Remember a past thread about the unbelievable prices for Dzi beads on Chinese auctions?
Recently I read two books:
Allen's Antique Chinese Porcelain: The Detection of Fakes by Anthony Allen [the author is a resident of New Zealand]
The China Collectors: America's Century-Long Hunt for Asian Art Treasures by Karl E. Meyer and Shareen Blair Brysac.
Below are quoted some interesting passages from these books:
Selling Fakes as Genuine Antiques
Every day, both at auction or on the Internet, thousands of fake Chinese antiques are offered for sale as genuine, either through eBay auctions, on private web-sites, or on the auction sites which sell on behalf of dealers. Most are run by Mainland or ex-pat Chinese, but for a disturbing number of Western dealers entering the field. Except for when a piece is sold for an exceptionally high price (such as the USD$1.7 million vase sold by a U.S. auction house in 2013), these attract little attention, unless, as frequently happens, the buyer defaults on payment. Mainland Chinese sellers of fakes have so corrupted eBay that it is virtually impossible to buy any quality antique Chinese item from China.
The export of antiques from China has been banned now for some 65 years, with the exception of low quality items approved for sale to foreigners. Rigorously policed, at least until recently, with offenders possibly facing the death penalty, this law (and the premiums paid for antiques in China), has seen the export of antiques from China, other than looted burial artefacts, virtually cease.

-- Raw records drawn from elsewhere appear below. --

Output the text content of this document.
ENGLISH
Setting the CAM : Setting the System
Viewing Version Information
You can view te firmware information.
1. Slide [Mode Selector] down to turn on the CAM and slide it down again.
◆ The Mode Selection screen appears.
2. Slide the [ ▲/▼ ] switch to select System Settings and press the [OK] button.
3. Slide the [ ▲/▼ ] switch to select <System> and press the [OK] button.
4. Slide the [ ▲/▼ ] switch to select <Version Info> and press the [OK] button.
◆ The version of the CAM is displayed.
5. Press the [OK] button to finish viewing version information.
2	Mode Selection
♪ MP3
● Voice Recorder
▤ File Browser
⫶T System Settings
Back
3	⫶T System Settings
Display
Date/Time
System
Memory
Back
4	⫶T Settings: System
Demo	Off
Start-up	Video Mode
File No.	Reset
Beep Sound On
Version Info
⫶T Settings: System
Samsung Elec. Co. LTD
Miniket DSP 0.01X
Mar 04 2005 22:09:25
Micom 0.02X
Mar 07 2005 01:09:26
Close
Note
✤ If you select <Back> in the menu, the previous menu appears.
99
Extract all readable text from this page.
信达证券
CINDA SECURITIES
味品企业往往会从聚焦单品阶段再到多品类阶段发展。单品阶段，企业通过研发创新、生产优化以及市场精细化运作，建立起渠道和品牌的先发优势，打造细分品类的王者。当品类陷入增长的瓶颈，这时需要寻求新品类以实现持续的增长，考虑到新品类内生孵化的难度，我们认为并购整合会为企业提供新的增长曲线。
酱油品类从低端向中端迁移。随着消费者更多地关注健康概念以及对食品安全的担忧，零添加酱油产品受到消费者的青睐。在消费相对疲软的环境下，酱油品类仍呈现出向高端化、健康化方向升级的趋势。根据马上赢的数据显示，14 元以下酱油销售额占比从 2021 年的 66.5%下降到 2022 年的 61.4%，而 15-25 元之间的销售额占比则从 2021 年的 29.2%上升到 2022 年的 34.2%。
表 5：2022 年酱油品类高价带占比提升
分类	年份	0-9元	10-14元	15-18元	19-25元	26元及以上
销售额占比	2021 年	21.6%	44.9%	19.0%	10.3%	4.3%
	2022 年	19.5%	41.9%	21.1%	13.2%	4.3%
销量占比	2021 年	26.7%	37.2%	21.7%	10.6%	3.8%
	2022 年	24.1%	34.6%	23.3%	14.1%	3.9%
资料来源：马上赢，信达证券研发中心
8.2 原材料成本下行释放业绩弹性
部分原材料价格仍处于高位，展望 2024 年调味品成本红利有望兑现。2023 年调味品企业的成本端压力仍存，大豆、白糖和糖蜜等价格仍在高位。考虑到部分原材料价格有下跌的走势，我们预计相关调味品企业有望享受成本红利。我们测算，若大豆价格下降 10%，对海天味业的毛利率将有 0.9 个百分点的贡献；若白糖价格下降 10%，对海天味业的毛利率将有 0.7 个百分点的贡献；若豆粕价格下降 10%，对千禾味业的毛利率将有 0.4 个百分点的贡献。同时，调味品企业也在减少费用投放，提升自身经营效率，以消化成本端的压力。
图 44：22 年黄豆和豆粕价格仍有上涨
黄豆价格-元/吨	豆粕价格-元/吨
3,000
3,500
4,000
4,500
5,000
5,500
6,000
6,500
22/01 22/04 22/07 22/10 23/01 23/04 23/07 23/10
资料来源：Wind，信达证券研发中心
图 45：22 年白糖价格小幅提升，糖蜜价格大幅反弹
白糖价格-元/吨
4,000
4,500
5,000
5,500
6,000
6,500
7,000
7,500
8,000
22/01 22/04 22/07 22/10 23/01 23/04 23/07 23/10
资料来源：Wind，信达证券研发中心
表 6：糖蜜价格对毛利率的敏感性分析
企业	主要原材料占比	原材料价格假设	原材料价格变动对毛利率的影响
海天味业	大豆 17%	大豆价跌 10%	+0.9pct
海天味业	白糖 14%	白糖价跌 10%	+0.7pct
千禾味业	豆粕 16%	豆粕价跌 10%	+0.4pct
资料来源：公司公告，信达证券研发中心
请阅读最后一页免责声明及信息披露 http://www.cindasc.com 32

The establishment of the Peoples Republic of China by Mao Zedong in 1949 was followed by a chaotic Cultural Revolution that began in 1966 and lasted until his death in 1976. This was a time of austerity where luxuries were discouraged, and few if any copies of Imperial porcelains were made in this period. It was not until 1979 that the new administration opened up relations with the West and fakes became the subject of attention of the Chinese potters.
From the late 1990's, increasing number of Mainland Chinese dealers began attending auctions in England, Europe and the North America, buying Chinese antiques at Western auctions, reselling them in some cases for massive margins to a receptive and increasingly wealthy local clientele. It was not long before dishonest dealers, both Chinese and Western, realised they could also sell fakes as genuine, so successfully that in once case a seller has accumulated over 12,000 positive feedbacks, amazingly with not one negative.
The Chinese Struggle for Learning
It needs to be remembered that from circa 1949 up until the early 21st century, Mainland Chinese were not legally permitted to own or deal in Chinese antiques, which meant the only Mainland Chinese who had access to learn about these were a small group of Government antique, Museum, or Friendship Store employees. After 1979 education on antiques for the masses therefore came from a number of books, which initially included some excellent tests (in Chinese) on a number of specialist subjects. Enterprising Chinese publishers then started printing books on Chinese auction records, complete with colour images, a short text, and details of estimates and/or prices realised. These Chinese auction record books appear to be the primary source of knowledge for Chinese dealers, as they can never have hoped to handle the actual pieces illustrated. The auction prices are manipulated by dishonest collectors and dealers intent on getting a fake provenance for their pieces, and by Mainland Chinese auctioneers who actively participate in these frauds. The New York Times (28 October 2013) reported that about half the sales of artworks valued over $1.5 million each, in China, were not paid for, yet the alleged sale prices are still stated in the mainland Chinese auction record books for the benefit of anyone gullible enough to believe them.
A major portion of the Chinese auction system is corrupt, and only a few weeks ago, I learnt of yet another attempted scam by a Mainland Chinese dealer who approached an Auckland auctioneer wanting him to sell $700,000 of fake porcelain. The seller wanted only to negotiate the commission and buyer's premium. None of the porcelain would be sold or paid for, merely knocked down to him or one of his cohorts at inflated prices. He would then offer the pieces as genuine in China, complete with provenance and illustration in the New Zealand auction catalog. Wisely, the auctioneer declined to participate.
One interesting aspect of this trade is that the majority of the vendors selling at auction, in New Zealand anyway, are Mainland and expat Chinese, who have no quibbles about defrauding their fellow countrymen.
The China Collectors describes how Chinese auctions are used to launder money:
...art had evolved into a form of reserve currency, quickened by popular distrust of the Chinese stock market and a slowdown in the mainland housing boom. On its darker side, the market has been blamed for museum thefts and an ongoing illicit trade in looted or smuggled antiquities. At the same time, it has given a fresh twist to China's long tradition of gift giving, providing crafty local entrepreneurs with a seemingly foolproof way to "wash" a bribe. An example of how this works has been credibly described by Hong Kong's well-sourced English-language newspaper, The South China Morning Post: "It's not rocket science. A businessman gives a painting to an official, whose relatives auction it off. The businessman buys it back at an inflated price, and the official pockets the case. This leaves less evidence linking favor to bribe than handing over suitcases of cash." Thus the auction gallery can double as a money laundry.